Innate Immune Invisible Ultrasmall Gold Nanoparticles-Framework for Synthesis and Evaluation.

Abstract

Nanomedicine is seen as a potential central player in the delivery of personalized medicine. Biocompatibility issues of nanoparticles have largely been resolved over the past decade. Despite their tremendous progress, less than 1% of applied nanosystems can hit their intended target location, such as a solid tumor, and this remains an obstacle to their full ability and potential with a high translational value. Therefore, achieving immune-tolerable, blood-compatible, and biofriendly nanoparticles remains an unmet need. The translational success of nanoformulations from bench to bedside involves a thorough assessment of their design, compatibility beyond cytotoxicity such as immune toxicity, blood compatibility, and immune-mediated destruction/rejection/clearance profile. Here, we report a one-pot process-engineered synthesis of ultrasmall gold nanoparticles (uGNPs) suitable for better body and renal clearance delivery of their payloads. We have obtained uGNP sizes of as low as 3 nm and have engineered the synthesis to allow them to be accurately sized (almost nanometer by nanometer). The synthesized uGNPs are biocompatible and can easily be functionalized to carry drugs, peptides, antibodies, and other therapeutic molecules.

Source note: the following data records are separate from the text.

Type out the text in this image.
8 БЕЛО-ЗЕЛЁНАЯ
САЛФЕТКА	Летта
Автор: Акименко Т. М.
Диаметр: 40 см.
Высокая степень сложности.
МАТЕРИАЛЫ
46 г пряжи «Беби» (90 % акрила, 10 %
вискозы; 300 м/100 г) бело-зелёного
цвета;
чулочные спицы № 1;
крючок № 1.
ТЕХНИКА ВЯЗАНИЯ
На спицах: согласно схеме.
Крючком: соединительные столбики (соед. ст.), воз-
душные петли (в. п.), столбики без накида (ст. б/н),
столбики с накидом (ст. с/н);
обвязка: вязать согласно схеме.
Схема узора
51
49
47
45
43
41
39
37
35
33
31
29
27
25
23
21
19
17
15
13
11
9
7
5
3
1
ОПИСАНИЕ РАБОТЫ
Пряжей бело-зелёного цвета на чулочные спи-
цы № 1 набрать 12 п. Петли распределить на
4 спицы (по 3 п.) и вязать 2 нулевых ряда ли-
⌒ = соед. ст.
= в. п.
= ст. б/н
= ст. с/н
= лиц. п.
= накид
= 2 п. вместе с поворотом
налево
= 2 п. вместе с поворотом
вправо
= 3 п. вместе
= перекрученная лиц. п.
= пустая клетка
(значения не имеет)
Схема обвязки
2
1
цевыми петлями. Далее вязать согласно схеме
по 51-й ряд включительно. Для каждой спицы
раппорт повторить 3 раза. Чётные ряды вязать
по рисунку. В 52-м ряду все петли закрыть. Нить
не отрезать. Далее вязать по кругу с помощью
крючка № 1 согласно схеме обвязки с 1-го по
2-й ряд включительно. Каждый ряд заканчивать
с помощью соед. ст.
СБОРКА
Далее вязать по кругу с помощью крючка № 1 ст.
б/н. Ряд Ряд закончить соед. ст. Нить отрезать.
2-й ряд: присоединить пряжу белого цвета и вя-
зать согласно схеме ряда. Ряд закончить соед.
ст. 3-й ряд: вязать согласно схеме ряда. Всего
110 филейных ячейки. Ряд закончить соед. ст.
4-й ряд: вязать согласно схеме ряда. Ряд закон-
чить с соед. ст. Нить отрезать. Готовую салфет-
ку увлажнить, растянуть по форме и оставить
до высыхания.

We have performed in vitro cell viability assays, immunotoxicity assays, inflammatory cytokine analysis, a complement activation study, and blood coagulation studies with the uGNPs to confirm their safety. These can help to set up a long-term safety-benefit framework of experimentation to reveal whether any designed nanoparticles are immune-tolerable and can be used as payload carriers for next-generation vaccines, chemotherapeutic drugs, and theranostic agents with better body clearance ability and deep tissue penetration.